9. Redonner du sens au travail et transformer le management.

Le contenu de notre travail et de nos responsabilités a été chamboulé par la crise sanitaire et par l’imprévu permanent. Le sens de notre travail, de nos modes de vie, le fonctionnement de nos sociétés sont interrogés en profondeur. Nous ne nous pensions pas si fragiles. Avant cela, qui aurait imaginé qu’un virus puisse mettre à l’arrêt l’économie mondiale ? Si l’apparition du COVID n’est pas liée à l’activité humaine, son développement rapide tient à l’extrême fragilité de notre modèle fondé sur le court terme et la gestion à flux tendus.

Redonner du sens au travail, respecter l’éthique professionnelle implique de reprendre la main sur le contenu du travail et de construire à cet effet des droits d’intervention pour les salariés sur les stratégies des entreprises et la gouvernance des administrations. Cela passe par un renforcement du droit d’expression des ingénieurs, cadres et techniciens sur ces choix stratégiques, la protection de ce droit, l’élaboration d’un nouveau droit de la responsabilité avec un régime de la délégation de pouvoir sécurisé, et la participation effective de l’encadrement à la détermination des objectifs à atteindre et des moyens alloués.

Axer le travail sur son intérêt sociétal et non plus sur des opérations de reporting ou de conceptions de procédure dont la seule finalité est de maximiser la valeur actionnariale en réduisant les coûts permet de transformer le management en privilégiant la coopération, la créativité, l’ouverture, la transparence, le partage d’informations et de connaissances.

 

10. Encadrer (vraiment) le télétravail et réduire le temps de travail pour créer de l’emploi.

Avec le confinement et la crise sanitaire, le travail à distance s’est imposé pour la grande majorité des cadres et professions intermédiaires.
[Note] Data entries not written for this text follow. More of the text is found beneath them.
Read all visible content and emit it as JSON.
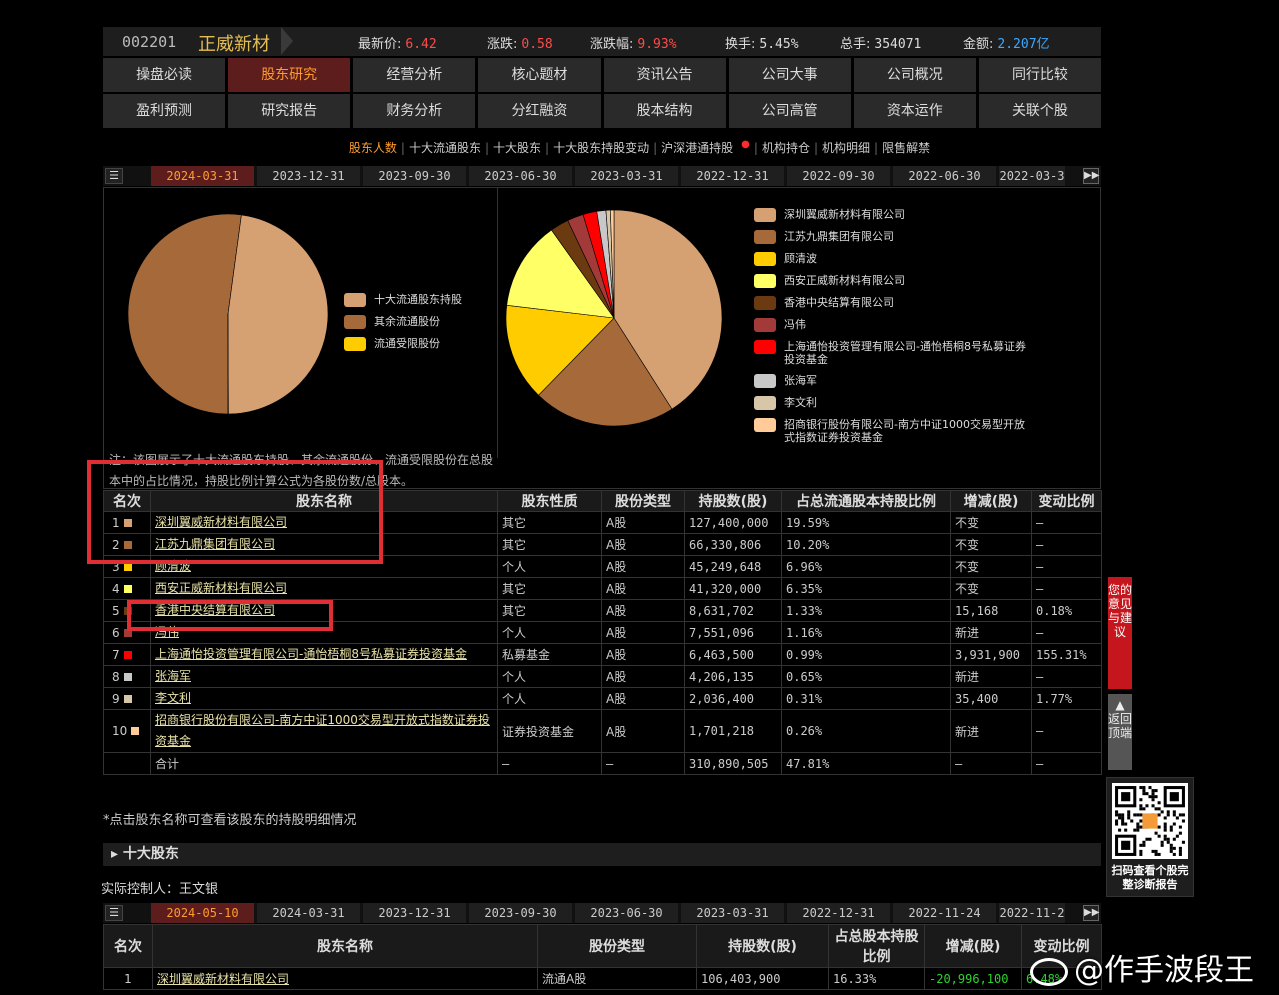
{
  "header": {
    "code": "002201",
    "name": "正威新材",
    "quotes": [
      {
        "label": "最新价:",
        "value": "6.42",
        "tone": "red"
      },
      {
        "label": "涨跌:",
        "value": "0.58",
        "tone": "red"
      },
      {
        "label": "涨跌幅:",
        "value": "9.93%",
        "tone": "red"
      },
      {
        "label": "换手:",
        "value": "5.45%",
        "tone": "white"
      },
      {
        "label": "总手:",
        "value": "354071",
        "tone": "white"
      },
      {
        "label": "金额:",
        "value": "2.207亿",
        "tone": "blue"
      }
    ]
  },
  "nav_row1": [
    "操盘必读",
    "股东研究",
    "经营分析",
    "核心题材",
    "资讯公告",
    "公司大事",
    "公司概况",
    "同行比较"
  ],
  "nav_row2": [
    "盈利预测",
    "研究报告",
    "财务分析",
    "分红融资",
    "股本结构",
    "公司高管",
    "资本运作",
    "关联个股"
  ],
  "nav_active": "股东研究",
  "subnav": [
    "股东人数",
    "十大流通股东",
    "十大股东",
    "十大股东持股变动",
    "沪深港通持股",
    "机构持仓",
    "机构明细",
    "限售解禁"
  ],
  "dates1": [
    "2024-03-31",
    "2023-12-31",
    "2023-09-30",
    "2023-06-30",
    "2023-03-31",
    "2022-12-31",
    "2022-09-30",
    "2022-06-30",
    "2022-03-3"
  ],
  "dates2": [
    "2024-05-10",
    "2024-03-31",
    "2023-12-31",
    "2023-09-30",
    "2023-06-30",
    "2023-03-31",
    "2022-12-31",
    "2022-11-24",
    "2022-11-2"
  ],
  "colors": {
    "c1": "#d5a072",
    "c2": "#a6693a",
    "c3": "#ffcc00",
    "c4": "#ffff66",
    "c5": "#6b3a10",
    "c6": "#a33a3a",
    "c7": "#ff0000",
    "c8": "#c8c8c8",
    "c9": "#d8c6a8",
    "c10": "#ffcc99"
  },
  "pie1_legend": [
    "十大流通股东持股",
    "其余流通股份",
    "流通受限股份"
  ],
  "pie1_values": [
    47.81,
    52.14,
    0.05
  ],
  "note": "注：该图展示了十大流通股东持股、其余流通股份、流通受限股份在总股本中的占比情况，持股比例计算公式为各股份数/总股本。",
  "table1": {
    "headers": [
      "名次",
      "股东名称",
      "股东性质",
      "股份类型",
      "持股数(股)",
      "占总流通股本持股比例",
      "增减(股)",
      "变动比例"
    ],
    "rows": [
      {
        "rank": "1",
        "name": "深圳翼威新材料有限公司",
        "nature": "其它",
        "type": "A股",
        "shares": "127,400,000",
        "pct": "19.59%",
        "change": "不变",
        "ratio": "—"
      },
      {
        "rank": "2",
        "name": "江苏九鼎集团有限公司",
        "nature": "其它",
        "type": "A股",
        "shares": "66,330,806",
        "pct": "10.20%",
        "change": "不变",
        "ratio": "—"
      },
      {
        "rank": "3",
        "name": "顾清波",
        "nature": "个人",
        "type": "A股",
        "shares": "45,249,648",
        "pct": "6.96%",
        "change": "不变",
        "ratio": "—"
      },
      {
        "rank": "4",
        "name": "西安正威新材料有限公司",
        "nature": "其它",
        "type": "A股",
        "shares": "41,320,000",
        "pct": "6.35%",
        "change": "不变",
        "ratio": "—"
      },
      {
        "rank": "5",
        "name": "香港中央结算有限公司",
        "nature": "其它",
        "type": "A股",
        "shares": "8,631,702",
        "pct": "1.33%",
        "change": "15,168",
        "ratio": "0.18%"
      },
      {
        "rank": "6",
        "name": "冯伟",
        "nature": "个人",
        "type": "A股",
        "shares": "7,551,096",
        "pct": "1.16%",
        "change": "新进",
        "ratio": "—"
      },
      {
        "rank": "7",
        "name": "上海通怡投资管理有限公司-通怡梧桐8号私募证券投资基金",
        "nature": "私募基金",
        "type": "A股",
        "shares": "6,463,500",
        "pct": "0.99%",
        "change": "3,931,900",
        "ratio": "155.31%"
      },
      {
        "rank": "8",
        "name": "张海军",
        "nature": "个人",
        "type": "A股",
        "shares": "4,206,135",
        "pct": "0.65%",
        "change": "新进",
        "ratio": "—"
      },
      {
        "rank": "9",
        "name": "李文利",
        "nature": "个人",
        "type": "A股",
        "shares": "2,036,400",
        "pct": "0.31%",
        "change": "35,400",
        "ratio": "1.77%"
      },
      {
        "rank": "10",
        "name": "招商银行股份有限公司-南方中证1000交易型开放式指数证券投资基金",
        "nature": "证券投资基金",
        "type": "A股",
        "shares": "1,701,218",
        "pct": "0.26%",
        "change": "新进",
        "ratio": "—"
      }
    ],
    "total": {
      "label": "合计",
      "nature": "—",
      "type": "—",
      "shares": "310,890,505",
      "pct": "47.81%",
      "change": "—",
      "ratio": "—"
    }
  },
  "pie2_legend": [
    "深圳翼威新材料有限公司",
    "江苏九鼎集团有限公司",
    "顾清波",
    "西安正威新材料有限公司",
    "香港中央结算有限公司",
    "冯伟",
    "上海通怡投资管理有限公司-通怡梧桐8号私募证券投资基金",
    "张海军",
    "李文利",
    "招商银行股份有限公司-南方中证1000交易型开放式指数证券投资基金"
  ],
  "pie2_values": [
    19.59,
    10.2,
    6.96,
    6.35,
    1.33,
    1.16,
    0.99,
    0.65,
    0.31,
    0.26
  ],
  "footnote": "*点击股东名称可查看该股东的持股明细情况",
  "section": "十大股东",
  "controller": "实际控制人：王文银",
  "table2": {
    "headers": [
      "名次",
      "股东名称",
      "股份类型",
      "持股数(股)",
      "占总股本持股比例",
      "增减(股)",
      "变动比例"
    ],
    "row": {
      "rank": "1",
      "name": "深圳翼威新材料有限公司",
      "type": "流通A股",
      "shares": "106,403,900",
      "pct": "16.33%",
      "change": "-20,996,100",
      "ratio": "6.48%"
    }
  },
  "side": {
    "feedback": "您的意见与建议",
    "top": "返回顶端",
    "qr": "扫码查看个股完整诊断报告"
  },
  "watermark": "@作手波段王"
}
Pas question que ce télétravail en mode dégradé se pérennise ! Le télétravail nécessite un encadrement clair pour garantir les droits et les conditions de travail des salarié·es. Malheureusement, le patronat a bloqué toute disposition normative et l’accord interprofessionnel sur le télétravail de décembre 2020 se limite à des pétitions de principe. Le code du travail doit être renforcé et des accords collectifs encadrant le télétravail doivent être mis en place dans l’ensemble des entreprises.
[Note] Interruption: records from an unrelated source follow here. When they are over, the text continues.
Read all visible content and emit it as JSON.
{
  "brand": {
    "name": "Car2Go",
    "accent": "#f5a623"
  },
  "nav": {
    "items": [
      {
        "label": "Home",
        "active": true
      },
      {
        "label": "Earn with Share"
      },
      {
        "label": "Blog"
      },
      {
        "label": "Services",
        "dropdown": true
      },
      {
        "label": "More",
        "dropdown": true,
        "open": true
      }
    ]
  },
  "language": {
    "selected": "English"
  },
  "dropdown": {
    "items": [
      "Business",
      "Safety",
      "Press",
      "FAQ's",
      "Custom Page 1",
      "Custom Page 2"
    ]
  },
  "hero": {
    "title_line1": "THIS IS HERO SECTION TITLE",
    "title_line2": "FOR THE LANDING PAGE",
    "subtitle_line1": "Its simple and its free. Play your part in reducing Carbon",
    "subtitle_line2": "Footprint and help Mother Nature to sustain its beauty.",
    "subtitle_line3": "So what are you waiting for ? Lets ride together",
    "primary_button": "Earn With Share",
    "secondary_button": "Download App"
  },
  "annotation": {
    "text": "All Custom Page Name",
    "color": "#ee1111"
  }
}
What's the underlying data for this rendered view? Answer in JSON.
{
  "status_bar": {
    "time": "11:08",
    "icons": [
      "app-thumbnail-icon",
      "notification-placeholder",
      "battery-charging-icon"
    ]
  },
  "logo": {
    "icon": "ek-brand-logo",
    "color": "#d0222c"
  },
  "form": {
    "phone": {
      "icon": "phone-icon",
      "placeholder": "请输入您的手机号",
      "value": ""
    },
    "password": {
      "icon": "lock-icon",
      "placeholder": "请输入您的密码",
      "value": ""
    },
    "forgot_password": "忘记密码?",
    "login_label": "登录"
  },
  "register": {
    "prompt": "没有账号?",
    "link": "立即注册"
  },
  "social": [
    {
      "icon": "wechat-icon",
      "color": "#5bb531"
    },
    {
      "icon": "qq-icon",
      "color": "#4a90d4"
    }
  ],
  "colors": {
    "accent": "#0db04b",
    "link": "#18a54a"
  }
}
Notre travail crée des richesses, et ces richesses doivent être mises au service de la société, pas de la spéculation.

Le numérique permet de réaliser des gains de productivité très importants, et ouvre la possibilité d’automatiser de nombreuses tâches. Les gains de productivité doivent permettre une réduction du temps de travail sans réduction de salaire, pour préserver et créer de l’emploi.